SML's and OCaml's modules and functors can play a role similar to that of Haskell's type classes, the principal difference being the role of type inference, which makes type classes suitable for ad hoc polymorphism.
The object oriented subset of OCaml is yet another approach which is somewhat comparable to the one of type classes.

== Related notions ==
An analogous notion for overloaded data (implemented in GHC) is that of type family.

In C++, notably C++20, has support for type classes using "concepts". As an illustration, the above mentioned Haskell example of typeclass Eq would be implemented as the following:

using std::convertible_to;

// equivalent to std::equality_comparable
template <typename T>
concept EqualityComparable = requires (T a, T b) {
    { a == b } -> convertible_to<bool>;
    { a != b } -> convertible_to<bool>;
};

// using concept EqualityComparable:
template <EqualityComparable T>
nodiscard
constexpr bool isEqual(const T& x, const T& y) noexcept {
    return x == y;
}

In Go, an interface can be seen as a type class, and is roughly equivalent to a C++ concept.

In Java and C#, interfaces are similar to type classes, defining an "interface" of methods to implement (see Java interfaces).

In Clean typeclasses are similar to Haskell, but have a slightly different syntax.

Rust supports traits, which are a limited form of type classes with coherence, and can also be seen as similar to interfaces.

Mercury has typeclasses, although they are not exactly the same as in Haskell.
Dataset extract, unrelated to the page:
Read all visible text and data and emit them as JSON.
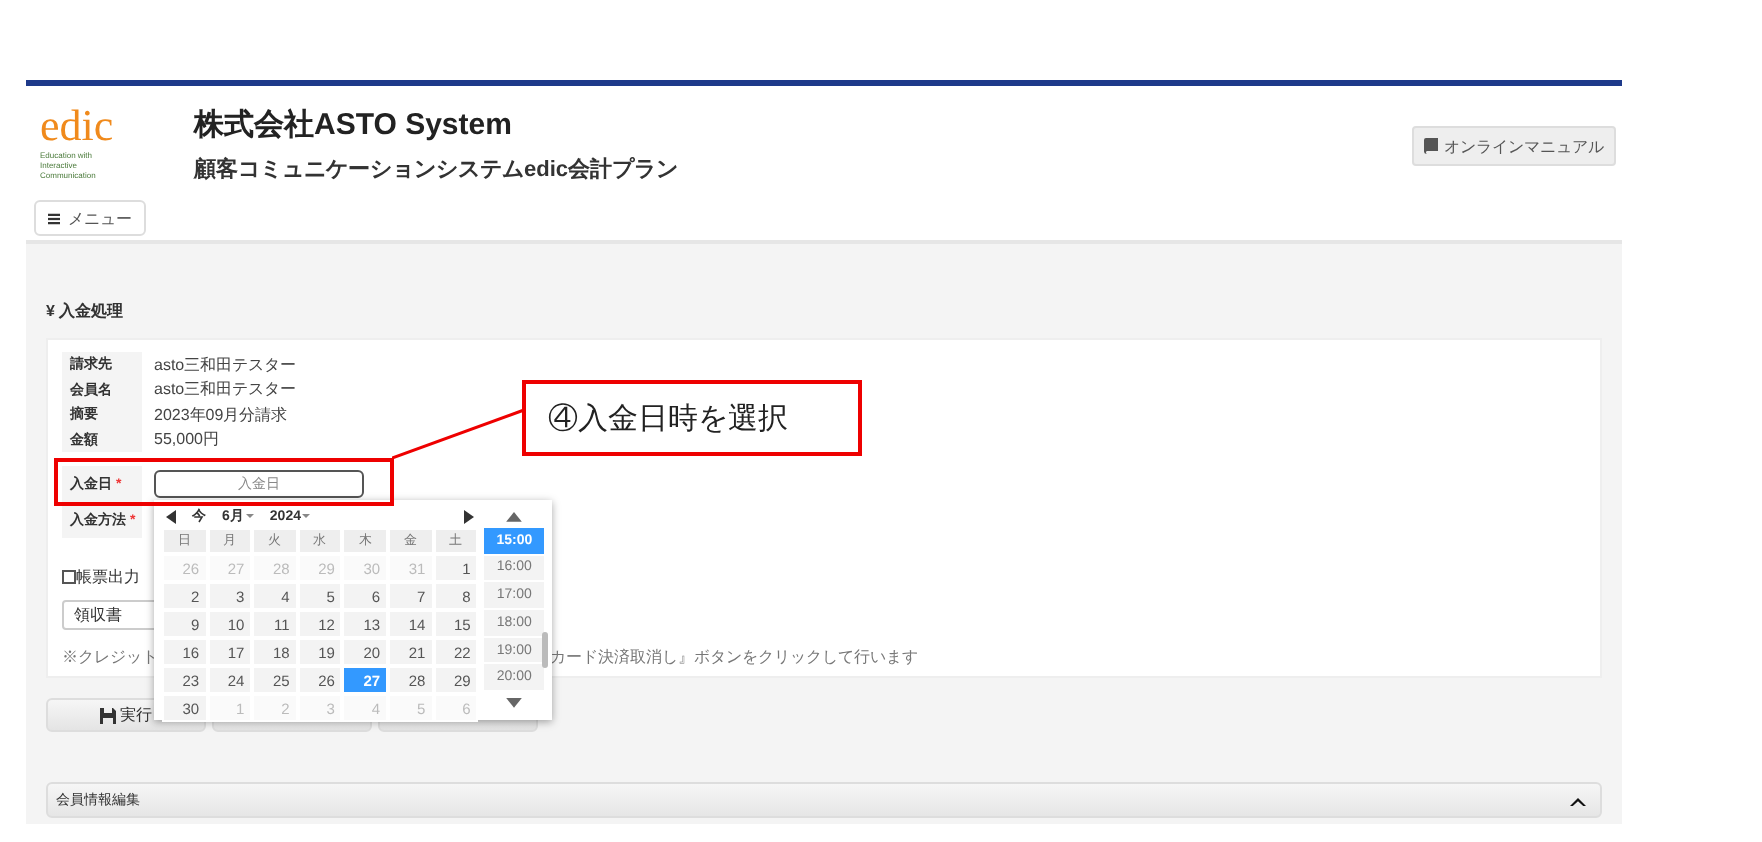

In Scala, type classes are a programming idiom that can be implemented with existing language features such as implicit parameters, not a separate language feature per se. Because of the way they are implemented in Scala, it is possible to explicitly specify which type class instance to use for a type at a particular place in the code, in case of ambiguity. However, this is not necessarily a benefit as ambiguous type class instances can be error-prone.

The proof assistant Rocq has also supported type classes in recent versions. Unlike in ordinary programming languages, in Rocq, any laws of a type class (such as the monad laws) that are stated within the type class definition, must be mathematically proved of each type class instance before using them.